Banner, 42, wants to increase land ownership for descendants, which might take the form of a land conservancy or community land trust controlled by people whose ancestors were enslaved in the area. For 300 years, Banner’s family has lived in or near Wallace, La., which is about 50 miles west of New Orleans.

Having more control over the local environment is especially important to Banner because the region, referred to as “cancer alley,” suffers from severe pollution by petrochemical plants. Residents of the area face an elevated cancer risk that disproportionately affects Black neighborhoods. A one-time cash payout won’t solve this kind of systemic problem, she said.

“There are as many different forms of reparations as you can think of, because healing looks different in every community,” Banner said. “It’s my calling from God to do what I can to protect the descendant community and help us grow.”

The push for reparations, on both a local and federal scale, has recently made headlines, especially in the aftermath of George Floyd’s murder and a subsequent racial reckoning. Evanston, Ill., in March became the first U.S. city to approve a reparations program for its residents. The $10 million project includes housing grants funded by the city’s taxes on recreational marijuana. Some praise the program as a solid first step, while others argued its focus on homeownership excludes too many people. At the federal level, a 30-year-old bill to study and develop reparations proposals called H.R. 40 was recently approved by a House committee.
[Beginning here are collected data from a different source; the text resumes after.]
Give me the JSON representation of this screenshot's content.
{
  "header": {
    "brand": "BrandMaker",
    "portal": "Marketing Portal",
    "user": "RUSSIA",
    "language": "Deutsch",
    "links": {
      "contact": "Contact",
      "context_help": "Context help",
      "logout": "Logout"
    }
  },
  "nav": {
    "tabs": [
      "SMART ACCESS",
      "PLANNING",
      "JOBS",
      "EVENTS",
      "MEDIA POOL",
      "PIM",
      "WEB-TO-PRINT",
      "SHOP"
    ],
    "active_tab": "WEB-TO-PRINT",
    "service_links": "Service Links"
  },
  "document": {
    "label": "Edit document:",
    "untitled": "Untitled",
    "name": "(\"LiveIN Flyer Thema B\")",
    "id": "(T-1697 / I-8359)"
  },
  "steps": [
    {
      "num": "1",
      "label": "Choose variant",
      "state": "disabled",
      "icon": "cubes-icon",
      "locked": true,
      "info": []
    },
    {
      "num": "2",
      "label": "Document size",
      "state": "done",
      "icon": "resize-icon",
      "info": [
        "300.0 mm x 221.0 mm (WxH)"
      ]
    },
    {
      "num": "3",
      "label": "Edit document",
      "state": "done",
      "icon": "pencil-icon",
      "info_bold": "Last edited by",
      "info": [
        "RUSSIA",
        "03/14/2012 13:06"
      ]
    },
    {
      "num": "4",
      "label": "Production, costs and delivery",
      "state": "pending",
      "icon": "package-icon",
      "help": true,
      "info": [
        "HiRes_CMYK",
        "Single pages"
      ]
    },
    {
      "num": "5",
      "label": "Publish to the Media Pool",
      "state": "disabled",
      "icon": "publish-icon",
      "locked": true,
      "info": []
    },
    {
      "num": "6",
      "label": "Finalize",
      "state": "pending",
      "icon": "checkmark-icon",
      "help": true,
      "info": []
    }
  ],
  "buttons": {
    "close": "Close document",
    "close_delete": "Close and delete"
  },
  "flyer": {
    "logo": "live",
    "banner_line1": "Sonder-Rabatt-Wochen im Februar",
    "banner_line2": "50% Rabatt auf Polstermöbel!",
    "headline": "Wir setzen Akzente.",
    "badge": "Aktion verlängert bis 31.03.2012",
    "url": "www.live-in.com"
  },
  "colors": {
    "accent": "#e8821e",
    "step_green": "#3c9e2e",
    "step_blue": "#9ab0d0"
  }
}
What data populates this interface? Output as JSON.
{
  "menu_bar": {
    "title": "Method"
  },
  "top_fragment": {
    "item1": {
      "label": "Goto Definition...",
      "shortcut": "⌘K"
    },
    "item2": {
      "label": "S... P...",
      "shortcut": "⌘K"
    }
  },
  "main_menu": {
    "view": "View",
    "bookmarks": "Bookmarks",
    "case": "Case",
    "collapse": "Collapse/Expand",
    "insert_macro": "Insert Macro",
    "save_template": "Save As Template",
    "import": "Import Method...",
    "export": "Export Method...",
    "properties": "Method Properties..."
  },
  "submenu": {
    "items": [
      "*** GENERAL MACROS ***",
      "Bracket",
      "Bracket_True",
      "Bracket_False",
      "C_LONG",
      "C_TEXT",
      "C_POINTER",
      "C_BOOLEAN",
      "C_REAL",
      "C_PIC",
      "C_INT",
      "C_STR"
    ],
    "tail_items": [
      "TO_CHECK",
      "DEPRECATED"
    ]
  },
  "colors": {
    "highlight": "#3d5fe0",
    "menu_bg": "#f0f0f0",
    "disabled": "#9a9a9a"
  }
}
Some private institutions that benefited from owning enslaved people have taken steps to address that injustice, in part because they can draw a direct line from slavery to their enrichment. In 1838, the Maryland Province of the Society of Jesus, which ran Georgetown University, sold hundreds of enslaved people to pay off debts, and in 2019, the university announced it would create a fund providing about $400,000 per year to benefit the descendants of people it enslaved. This year Virginia Theological Seminary began paying reparations in cash to the descendants of people who labored there during slavery and Jim Crow, going back to the seminary’s founding in 1823. It is drawing those payments from a $1.7 million endowment fund.

Plantations that now serve as museums have worked in recent years to better acknowledge the experiences of enslaved people, rather than focusing on those of enslavers. Although none has implemented a formal reparations program, some have launched scholarship programs to benefit their Black descendants.

Banner will sit on both sides of the negotiating table as Whitney’s director of communications and a co-founder of the Descendants Project, which advocates for the descendants of people enslaved in the area.